横になったばかりの体を起こす。いても立ってもいられなかった。充電していたスマホを開いたところで、ここではダメだと外へ向かう。
「ーーはいはい」
2コールですぐに瑠那の面倒くさそうな声が出る。
「悪いな、今、美歌は?」
「今戻ってきて号泣してる。すずちゃんがね、来てくれたんだよ」
「そっか。それはよかった……」
おかしなことに続く言葉が出てこなかった。瑠那に伝言でも伝えて切れば済むと頭ではわかっているのに、それができない。

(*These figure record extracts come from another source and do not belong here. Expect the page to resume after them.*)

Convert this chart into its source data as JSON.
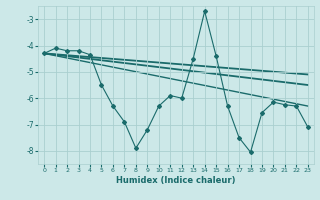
{
  "title": "",
  "xlabel": "Humidex (Indice chaleur)",
  "ylabel": "",
  "bg_color": "#cce8e8",
  "grid_color": "#aacfcf",
  "line_color": "#1a6b6b",
  "xlim": [
    -0.5,
    23.5
  ],
  "ylim": [
    -8.5,
    -2.5
  ],
  "yticks": [
    -8,
    -7,
    -6,
    -5,
    -4,
    -3
  ],
  "xticks": [
    0,
    1,
    2,
    3,
    4,
    5,
    6,
    7,
    8,
    9,
    10,
    11,
    12,
    13,
    14,
    15,
    16,
    17,
    18,
    19,
    20,
    21,
    22,
    23
  ],
  "series_main": {
    "x": [
      0,
      1,
      2,
      3,
      4,
      5,
      6,
      7,
      8,
      9,
      10,
      11,
      12,
      13,
      14,
      15,
      16,
      17,
      18,
      19,
      20,
      21,
      22,
      23
    ],
    "y": [
      -4.3,
      -4.1,
      -4.2,
      -4.2,
      -4.35,
      -5.5,
      -6.3,
      -6.9,
      -7.9,
      -7.2,
      -6.3,
      -5.9,
      -6.0,
      -4.5,
      -2.7,
      -4.4,
      -6.3,
      -7.5,
      -8.05,
      -6.55,
      -6.15,
      -6.25,
      -6.3,
      -7.1
    ],
    "marker": "D",
    "markersize": 2.0,
    "linewidth": 0.8
  },
  "trend_lines": [
    {
      "x0": 0,
      "x1": 23,
      "y0": -4.3,
      "y1": -5.1,
      "lw": 1.3
    },
    {
      "x0": 0,
      "x1": 23,
      "y0": -4.3,
      "y1": -5.5,
      "lw": 1.3
    },
    {
      "x0": 0,
      "x1": 23,
      "y0": -4.3,
      "y1": -6.3,
      "lw": 1.0
    }
  ]
}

「なに? まだ何かあるの? わかってると思うけど、これからまた忙しいことになるのよ。スケジュール発表されたでしょ? 休んでた分以上働かないとね!」
「ああーーいや、美歌に伝えておいてくれないか。会見、感動したって。きっとまたネットが騒ぐだろうけど、なんだその、美歌の真っ直ぐな声はファンに届いてるはずだって」
言っていることがどこか他人行儀に聞こえる。誰にでも言えそうなありきたりな。
(オレは、なんで電話で伝えてんだ? なんで直接伝えられねぇんだよ)
「なんで私が伝言係みたいなことしなきゃいけないのよ」
瑠那から返ってきた言葉は意外なものだった。
「それになにそんな畏まっちゃって。美歌ちゃんに直接会って伝えればいいじゃない。あんたの言葉でさ。もう、葵さんは通してあるんだから、時間さえ合わせれば会って話すことくらいできるでしょ?」
「そうかーーそうだよな。時間が合えばーー」
急な提案に声が上擦る。口が知らぬ間にニヤけているのがわかった。
「それにもう、来てるわよ」
「あん? 誰がだよ」
「そりゃあ、もちろん。山本渚」
それから一言二言言葉を交わして通話は終了した。スマホを片手に持ったまま通行人の邪魔をしないように軽く伸びをすると、有門はまた店内へと戻っていった。
ビルの間に落ちゆく夕陽が、珍しくキレイに輝いていた。